While the parents’ intention may be to help their daughter in dealing with a confidence-destroying acne condition, they may be unknowingly green-lighting sexual behavior in their daughters. In her own experience, Raviele has seen girls placed on the pill for non-contraceptive reasons only to come into her office a year or two later having contracted a sexually transmitted disease. She warns: “Parents are opening the door to that child becoming sexually active. When a teenage girl goes on birth control for some other reason, she is no longer going to have the fear of getting pregnant.” Raviele points to a disturbing trend in birth-control commercials, like for the brand Seasonale, which portray a woman having four periods a year as “stylish or fashionable,” when in fact it is medically abnormal. Raviele’s prescription to this growing issue is parental vigilance and common sense, such as parents not allowing their kids to have computers in their bedrooms. “This is such an incredible battle,” she adds.

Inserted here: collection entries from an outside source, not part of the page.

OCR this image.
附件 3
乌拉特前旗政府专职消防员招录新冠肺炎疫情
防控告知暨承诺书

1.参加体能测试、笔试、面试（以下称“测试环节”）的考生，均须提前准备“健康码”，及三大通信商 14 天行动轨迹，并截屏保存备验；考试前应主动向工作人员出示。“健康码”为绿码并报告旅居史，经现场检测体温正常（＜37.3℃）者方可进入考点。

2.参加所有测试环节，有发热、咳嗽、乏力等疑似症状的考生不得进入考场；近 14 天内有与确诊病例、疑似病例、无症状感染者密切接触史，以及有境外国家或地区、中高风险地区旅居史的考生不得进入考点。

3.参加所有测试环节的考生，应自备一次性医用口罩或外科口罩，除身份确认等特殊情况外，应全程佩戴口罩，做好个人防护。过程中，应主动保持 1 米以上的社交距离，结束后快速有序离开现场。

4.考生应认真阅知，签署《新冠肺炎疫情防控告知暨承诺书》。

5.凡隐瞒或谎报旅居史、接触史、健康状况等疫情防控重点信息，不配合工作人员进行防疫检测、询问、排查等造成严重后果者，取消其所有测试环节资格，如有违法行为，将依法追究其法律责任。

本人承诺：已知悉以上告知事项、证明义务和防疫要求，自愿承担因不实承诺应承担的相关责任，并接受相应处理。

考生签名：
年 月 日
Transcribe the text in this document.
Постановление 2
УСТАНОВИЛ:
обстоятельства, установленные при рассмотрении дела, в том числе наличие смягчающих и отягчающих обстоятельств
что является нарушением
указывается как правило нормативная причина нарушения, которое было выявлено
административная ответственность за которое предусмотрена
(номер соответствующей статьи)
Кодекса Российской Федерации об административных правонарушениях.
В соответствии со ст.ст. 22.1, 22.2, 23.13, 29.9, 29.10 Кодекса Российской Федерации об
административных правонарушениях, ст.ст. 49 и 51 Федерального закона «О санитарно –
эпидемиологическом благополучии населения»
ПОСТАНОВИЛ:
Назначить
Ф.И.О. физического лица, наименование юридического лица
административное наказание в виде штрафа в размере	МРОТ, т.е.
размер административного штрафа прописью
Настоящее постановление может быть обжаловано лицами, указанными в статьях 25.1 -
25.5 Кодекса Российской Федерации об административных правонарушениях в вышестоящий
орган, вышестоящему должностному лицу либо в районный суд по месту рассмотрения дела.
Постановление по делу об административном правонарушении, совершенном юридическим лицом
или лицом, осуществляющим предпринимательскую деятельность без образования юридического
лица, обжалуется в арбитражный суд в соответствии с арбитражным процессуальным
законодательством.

The battle is made greater when you consider that the World Health Organization has classified estrogen-progesterone birth control pills as “carcinogenic to humans,” meaning cancer-causing. Cigarette ad campaigns are stomped out if there is so much as an ember of appeal to youth, so how can we allow the wildfire of oral contraceptives to run rampant?

It is dangerous when a physiologically altering pharmaceutical is marketed no less flippantly than a fashion accessory or a stick of gum.

Parents, this is a call to action. Be wary of who is marketing to your children. Something as simple as a free song download can lead to your impressionable daughters receiving information that is not only misleading, but may make them a target of further marketing ploys.

What is scary about this type of stealth marketing is that teenage girls are not out searching for this information, but it is out searching for them. After all, a Bayer pharmaceutical website is probably not the place a teenager would visit — until it is dressed up in concert clothes and thrust on stage in front of them.

Parents, why not take a cue from these pharmaceutical companies: It’s time for the chorus of the song, where you can fight back, “We’re Not Gonna Take It!”

Carrie Marcarelli O’Connell lives in Milford, Connecticut,

and holds a B.A. in English from Saint Joseph College.